Arbeit, das heissst in Futurum Zwei für alle, auch für Planer und Manager, ein gewisses Maß an körperlichen Tätigkeiten und ich schreie laut 'Hurraa!' wenn ich so etwas lese. Denn das hat doch durchaus mehr Sinn, als wenn wir heute bei einer Wochenarbeitszeit von 50 oder mehr Stunden unsere gesunde Dosis an körperlicher Bewegung in Fitness-Centern zukaufen müssen. An der Stelle fiel mir auch wieder eines meines liebsten Zitate von Henry David Thoreau ein, das ich hier unbedingt unterbringen muss, weil es sich aus heutiger Sicht so schön bissig ausnimmt:
"Ich bin der Ansicht, mein körperliches und geistiges Wohlbefinden allein deshalb zu erhalten, weil ich jeden Tag wenigstens vier, üblicherweise aber sogar mehr Stunden damit zubringe, in völliger Freiheit von jedweden Anforderungen der Welt durch den Wald sowie über Hügel und Felder zu streifen. Sicher wird man mich nun fragen, woran ich hierbei denke. Manchmal denke ich daran, dass die Handwerker und Krämer sich nicht allein des Vormittags, sondern auch während der Nachmittage in ihren Werkstätten und Läden befinden, davon viele zudem noch mit übereinandergeschlagenen Beinen – gerade so, als wären Beine nicht zum Stehen und Laufen, sondern zum Sitzen erschaffen worden –, und dann denke ich, man müsse diesen Leuten eine Art von Anerkennung zubilligen, weil sie ihrem Leben nicht schon vor langer Zeit ein Ende gesetzt haben." [Henry David Thoreau, 1817 - 1862]
Ich will einräumen, dass mir nicht alles an Futurum Zwei geheuer ist. Wieso Dankbarkeit abgelehnt wird, kann ich nicht nachvollziehen. Auch Fraziers Abneigung gegen die Anerkennung von persönlichen, herausragenden Leistungen riecht heute überholt. Ich kann nicht finden, dass in der Anerkennung von Leistung bei einer Person auch implizit die Herabsetzung einer anderen Person enthalten wäre. Aber sei's drum.

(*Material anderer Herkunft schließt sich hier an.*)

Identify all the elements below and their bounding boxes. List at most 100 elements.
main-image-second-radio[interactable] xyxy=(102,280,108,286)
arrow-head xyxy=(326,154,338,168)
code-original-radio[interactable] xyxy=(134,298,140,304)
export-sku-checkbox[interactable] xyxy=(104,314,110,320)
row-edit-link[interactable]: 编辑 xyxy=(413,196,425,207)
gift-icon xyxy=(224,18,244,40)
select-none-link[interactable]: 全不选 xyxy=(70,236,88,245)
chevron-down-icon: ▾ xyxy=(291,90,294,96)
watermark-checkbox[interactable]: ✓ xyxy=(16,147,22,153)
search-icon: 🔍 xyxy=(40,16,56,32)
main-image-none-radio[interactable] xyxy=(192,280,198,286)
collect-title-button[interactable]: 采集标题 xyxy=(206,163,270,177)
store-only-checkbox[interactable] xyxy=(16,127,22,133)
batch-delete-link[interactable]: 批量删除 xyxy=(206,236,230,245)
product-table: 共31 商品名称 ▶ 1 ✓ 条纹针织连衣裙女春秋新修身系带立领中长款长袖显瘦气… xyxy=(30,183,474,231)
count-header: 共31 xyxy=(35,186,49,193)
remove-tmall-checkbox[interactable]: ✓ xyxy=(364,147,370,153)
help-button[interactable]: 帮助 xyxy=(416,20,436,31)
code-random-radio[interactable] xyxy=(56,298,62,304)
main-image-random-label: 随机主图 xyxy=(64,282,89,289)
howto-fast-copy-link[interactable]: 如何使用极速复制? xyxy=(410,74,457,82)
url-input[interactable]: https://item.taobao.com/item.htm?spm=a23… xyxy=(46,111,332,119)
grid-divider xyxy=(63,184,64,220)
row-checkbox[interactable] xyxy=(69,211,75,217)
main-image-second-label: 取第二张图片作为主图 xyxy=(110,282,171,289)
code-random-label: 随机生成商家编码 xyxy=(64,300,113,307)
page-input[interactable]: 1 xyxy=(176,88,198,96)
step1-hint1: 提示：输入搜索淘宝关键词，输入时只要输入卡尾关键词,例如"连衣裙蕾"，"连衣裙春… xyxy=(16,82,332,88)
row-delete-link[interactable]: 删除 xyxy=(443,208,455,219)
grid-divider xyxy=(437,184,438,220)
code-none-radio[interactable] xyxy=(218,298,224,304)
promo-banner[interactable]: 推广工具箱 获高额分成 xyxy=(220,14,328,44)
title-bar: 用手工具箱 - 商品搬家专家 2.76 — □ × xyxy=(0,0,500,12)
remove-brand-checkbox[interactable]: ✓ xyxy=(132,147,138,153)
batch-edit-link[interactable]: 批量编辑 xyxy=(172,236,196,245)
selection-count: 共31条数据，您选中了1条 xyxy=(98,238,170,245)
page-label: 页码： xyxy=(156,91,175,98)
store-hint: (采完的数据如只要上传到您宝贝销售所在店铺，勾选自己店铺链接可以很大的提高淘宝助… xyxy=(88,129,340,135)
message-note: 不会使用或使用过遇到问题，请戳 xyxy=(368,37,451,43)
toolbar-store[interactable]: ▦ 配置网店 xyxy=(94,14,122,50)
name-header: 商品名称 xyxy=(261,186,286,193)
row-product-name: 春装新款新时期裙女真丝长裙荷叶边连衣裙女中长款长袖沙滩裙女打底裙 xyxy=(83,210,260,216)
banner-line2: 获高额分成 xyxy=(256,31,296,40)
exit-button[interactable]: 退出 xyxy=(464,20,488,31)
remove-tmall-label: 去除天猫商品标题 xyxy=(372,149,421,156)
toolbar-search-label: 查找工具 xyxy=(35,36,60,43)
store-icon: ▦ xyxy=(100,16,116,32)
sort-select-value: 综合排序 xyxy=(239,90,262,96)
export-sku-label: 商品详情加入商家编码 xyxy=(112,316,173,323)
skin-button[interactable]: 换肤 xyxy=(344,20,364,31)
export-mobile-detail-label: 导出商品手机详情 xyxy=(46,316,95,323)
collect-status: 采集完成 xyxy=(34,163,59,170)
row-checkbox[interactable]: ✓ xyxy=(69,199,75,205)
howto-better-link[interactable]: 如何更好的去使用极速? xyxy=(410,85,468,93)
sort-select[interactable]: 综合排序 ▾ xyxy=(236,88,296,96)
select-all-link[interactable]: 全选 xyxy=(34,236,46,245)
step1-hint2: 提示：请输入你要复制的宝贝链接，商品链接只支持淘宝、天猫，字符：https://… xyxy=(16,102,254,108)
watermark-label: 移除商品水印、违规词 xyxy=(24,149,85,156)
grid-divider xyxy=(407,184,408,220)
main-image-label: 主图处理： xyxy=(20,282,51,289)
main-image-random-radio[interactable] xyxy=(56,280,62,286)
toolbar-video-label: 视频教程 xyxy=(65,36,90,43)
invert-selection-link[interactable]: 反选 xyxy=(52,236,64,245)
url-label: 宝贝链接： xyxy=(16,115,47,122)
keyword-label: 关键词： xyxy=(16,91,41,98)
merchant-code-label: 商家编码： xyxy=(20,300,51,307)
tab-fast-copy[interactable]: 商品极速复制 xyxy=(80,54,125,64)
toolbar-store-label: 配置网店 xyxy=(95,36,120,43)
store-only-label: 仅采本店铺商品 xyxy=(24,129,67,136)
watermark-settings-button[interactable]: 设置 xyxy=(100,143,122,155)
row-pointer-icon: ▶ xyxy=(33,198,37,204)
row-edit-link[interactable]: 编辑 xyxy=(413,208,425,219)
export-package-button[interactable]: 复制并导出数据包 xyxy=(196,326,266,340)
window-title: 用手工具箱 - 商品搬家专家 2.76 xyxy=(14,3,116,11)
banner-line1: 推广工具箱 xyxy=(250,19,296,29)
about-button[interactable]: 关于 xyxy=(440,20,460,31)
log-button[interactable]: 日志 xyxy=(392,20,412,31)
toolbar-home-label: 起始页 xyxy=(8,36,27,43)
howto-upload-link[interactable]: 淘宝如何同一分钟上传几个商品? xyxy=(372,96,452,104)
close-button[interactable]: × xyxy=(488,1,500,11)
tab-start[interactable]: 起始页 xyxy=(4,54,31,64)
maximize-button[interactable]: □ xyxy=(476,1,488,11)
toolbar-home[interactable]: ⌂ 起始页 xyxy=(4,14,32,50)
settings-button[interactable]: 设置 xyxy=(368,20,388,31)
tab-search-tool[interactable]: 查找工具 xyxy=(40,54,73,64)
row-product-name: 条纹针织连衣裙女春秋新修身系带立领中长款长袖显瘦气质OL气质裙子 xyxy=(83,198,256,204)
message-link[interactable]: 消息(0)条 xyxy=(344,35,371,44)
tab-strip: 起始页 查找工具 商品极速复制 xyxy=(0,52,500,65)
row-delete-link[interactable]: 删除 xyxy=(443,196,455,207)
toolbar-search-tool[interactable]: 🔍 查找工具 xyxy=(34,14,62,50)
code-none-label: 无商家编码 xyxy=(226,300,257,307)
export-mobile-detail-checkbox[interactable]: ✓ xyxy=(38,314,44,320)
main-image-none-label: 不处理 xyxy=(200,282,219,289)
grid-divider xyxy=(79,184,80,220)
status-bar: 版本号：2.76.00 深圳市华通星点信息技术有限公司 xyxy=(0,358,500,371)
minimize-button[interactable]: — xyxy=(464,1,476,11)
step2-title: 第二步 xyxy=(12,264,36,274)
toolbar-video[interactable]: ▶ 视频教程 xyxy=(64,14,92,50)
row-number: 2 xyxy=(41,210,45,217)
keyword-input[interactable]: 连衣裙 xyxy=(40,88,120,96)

Einige der dort dargestellten Lösungsansätze wären durchaus geeignet, uns bei aktuellen Problemen zu helfen. Es ist doch kaum einzusehen, dass heute ein Teil der Bevölkerung unfreiwillig 40, 50, 60 oder gar noch mehr Wochenstunden arbeitet und dabei starkem Leistungs- und Zeitdruck ausgesetzt ist, während ein anderer Teil unserer Bevölkerung unfreiwillig ohne entlohnte Tätigkeit lebt und dabei starkem sozialen und wirtschaftlichen Druck ausgesetzt ist. Da gibt es doch sicherlich intelligentere Lösungen, die nicht an simplen Verteilungsfragen hängen bleiben oder auf Gleichmacherei setzen. Ich für meinen Teil kann mir einen 4-Stunden-Arbeitstag mit freier Wahl der Tätigkeit sehr wohl vorstellen. Und das nicht etwa, weil ich besonders faul wäre. Sondern vielleicht eher, weil ich mir erlaube die Welt auch einmal ganz anders zu sehen, als sie heute noch ist.